Sustainability stalwarts Lush have had notable success with their minimal-to-zero packaging options and others are following suit. Dior have removed cellophane and excessive product leaflets, as well as printing with naturally sourced ink. Direct-to-consumer brand Glossier recently pledged to introduce a limited packaging option for online orders as a result of customer backlash.
The future of sustainable packaging in beauty looks bright as it becomes a larger conversation in the industry, but brands must play their part in educating consumers alongside their packaging innovation.
“Statistics show that while people recycle really well in the kitchen, they don’t think to do that in the bathroom. The key thing to remember is that plastic beauty packaging is recyclable, it’s just that most consumers aren’t aware that they can,” Ms Strauss of Zero Waste Week concludes.
Minimal beauty brand Kjaer Weis has managed to find the synergy between sustainability and design with their sleek and refillable metal packaging. Founder Kirsten Kjaer Weis explains that her goal was to have a luxury product, both inside and out, that was still ecologically sound.
“That proved to be a difficult mix, so I joined forces with [designer] Marc Atlan who came up with the metal packaging we currently have today. The metal isn’t recyclable, so we made it refillable. My goal was to have something that was like a piece of jewellery which you would cherish forever,” she says.

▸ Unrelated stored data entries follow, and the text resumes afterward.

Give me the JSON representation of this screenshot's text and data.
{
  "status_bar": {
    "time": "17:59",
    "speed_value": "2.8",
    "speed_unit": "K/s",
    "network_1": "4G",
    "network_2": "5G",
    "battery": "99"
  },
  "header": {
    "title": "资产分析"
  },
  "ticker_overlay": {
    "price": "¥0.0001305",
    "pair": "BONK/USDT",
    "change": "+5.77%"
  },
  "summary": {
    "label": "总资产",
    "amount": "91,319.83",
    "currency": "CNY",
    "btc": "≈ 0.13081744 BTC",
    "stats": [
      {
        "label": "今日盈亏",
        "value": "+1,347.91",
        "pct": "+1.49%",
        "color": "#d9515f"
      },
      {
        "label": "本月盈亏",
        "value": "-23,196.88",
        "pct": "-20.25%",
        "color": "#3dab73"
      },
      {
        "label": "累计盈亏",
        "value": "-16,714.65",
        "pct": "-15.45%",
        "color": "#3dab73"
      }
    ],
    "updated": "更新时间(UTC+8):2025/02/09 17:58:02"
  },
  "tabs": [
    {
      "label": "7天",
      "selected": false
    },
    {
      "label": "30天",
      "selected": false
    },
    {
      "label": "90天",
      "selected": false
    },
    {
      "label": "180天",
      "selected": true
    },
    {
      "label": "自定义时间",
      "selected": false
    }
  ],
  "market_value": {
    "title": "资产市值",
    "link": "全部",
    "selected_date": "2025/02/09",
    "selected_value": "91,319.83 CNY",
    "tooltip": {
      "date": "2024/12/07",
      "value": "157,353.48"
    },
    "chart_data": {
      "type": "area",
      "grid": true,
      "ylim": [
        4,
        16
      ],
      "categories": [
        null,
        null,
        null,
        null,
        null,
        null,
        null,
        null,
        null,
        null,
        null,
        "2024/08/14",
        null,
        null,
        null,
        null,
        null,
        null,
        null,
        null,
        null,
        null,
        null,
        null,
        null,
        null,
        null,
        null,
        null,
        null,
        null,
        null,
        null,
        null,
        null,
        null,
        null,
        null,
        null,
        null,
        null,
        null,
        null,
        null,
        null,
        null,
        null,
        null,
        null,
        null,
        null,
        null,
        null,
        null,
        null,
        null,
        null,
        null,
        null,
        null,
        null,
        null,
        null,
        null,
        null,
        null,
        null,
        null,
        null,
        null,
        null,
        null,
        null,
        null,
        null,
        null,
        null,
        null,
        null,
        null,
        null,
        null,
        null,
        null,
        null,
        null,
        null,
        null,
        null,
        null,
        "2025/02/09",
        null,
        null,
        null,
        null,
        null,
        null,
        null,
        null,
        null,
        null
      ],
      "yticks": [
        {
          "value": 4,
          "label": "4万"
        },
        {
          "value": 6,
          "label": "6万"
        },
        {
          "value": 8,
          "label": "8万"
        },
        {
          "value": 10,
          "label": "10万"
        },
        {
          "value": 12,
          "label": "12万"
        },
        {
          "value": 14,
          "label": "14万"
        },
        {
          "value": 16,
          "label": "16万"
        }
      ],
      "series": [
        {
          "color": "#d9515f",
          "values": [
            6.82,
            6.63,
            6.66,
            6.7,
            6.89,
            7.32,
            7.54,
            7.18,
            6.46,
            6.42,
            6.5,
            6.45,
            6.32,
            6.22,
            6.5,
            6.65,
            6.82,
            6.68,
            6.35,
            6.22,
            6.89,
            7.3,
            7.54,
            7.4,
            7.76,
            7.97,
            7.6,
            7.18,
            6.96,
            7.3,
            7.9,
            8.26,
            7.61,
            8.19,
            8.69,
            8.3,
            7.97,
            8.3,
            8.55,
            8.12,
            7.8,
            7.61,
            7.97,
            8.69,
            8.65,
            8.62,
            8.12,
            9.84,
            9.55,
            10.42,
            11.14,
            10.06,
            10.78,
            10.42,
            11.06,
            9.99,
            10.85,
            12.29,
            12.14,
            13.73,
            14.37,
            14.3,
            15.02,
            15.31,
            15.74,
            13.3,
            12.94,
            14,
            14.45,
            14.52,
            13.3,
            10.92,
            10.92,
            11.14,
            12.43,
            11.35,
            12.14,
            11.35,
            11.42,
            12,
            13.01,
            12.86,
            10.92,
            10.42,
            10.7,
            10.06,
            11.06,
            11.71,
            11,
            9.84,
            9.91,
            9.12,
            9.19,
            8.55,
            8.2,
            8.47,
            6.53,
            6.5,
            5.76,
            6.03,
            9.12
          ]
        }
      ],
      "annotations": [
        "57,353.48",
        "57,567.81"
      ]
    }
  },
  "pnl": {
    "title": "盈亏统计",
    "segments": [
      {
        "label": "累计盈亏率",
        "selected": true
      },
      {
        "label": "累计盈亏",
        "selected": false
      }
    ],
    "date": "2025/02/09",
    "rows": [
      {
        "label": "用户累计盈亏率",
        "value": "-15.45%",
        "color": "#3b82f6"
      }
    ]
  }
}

With a lower price for refills at around 30 per cent, consumers are incentivised for their inclusion in the brand’s sustainability efforts. This also follows through across the supply chain with their use of organic farmers to supply their certified natural or certified organic raw materials, reducing the company’s carbon footprint by only flying in products for emergencies, and minimising and using recycled packing materials.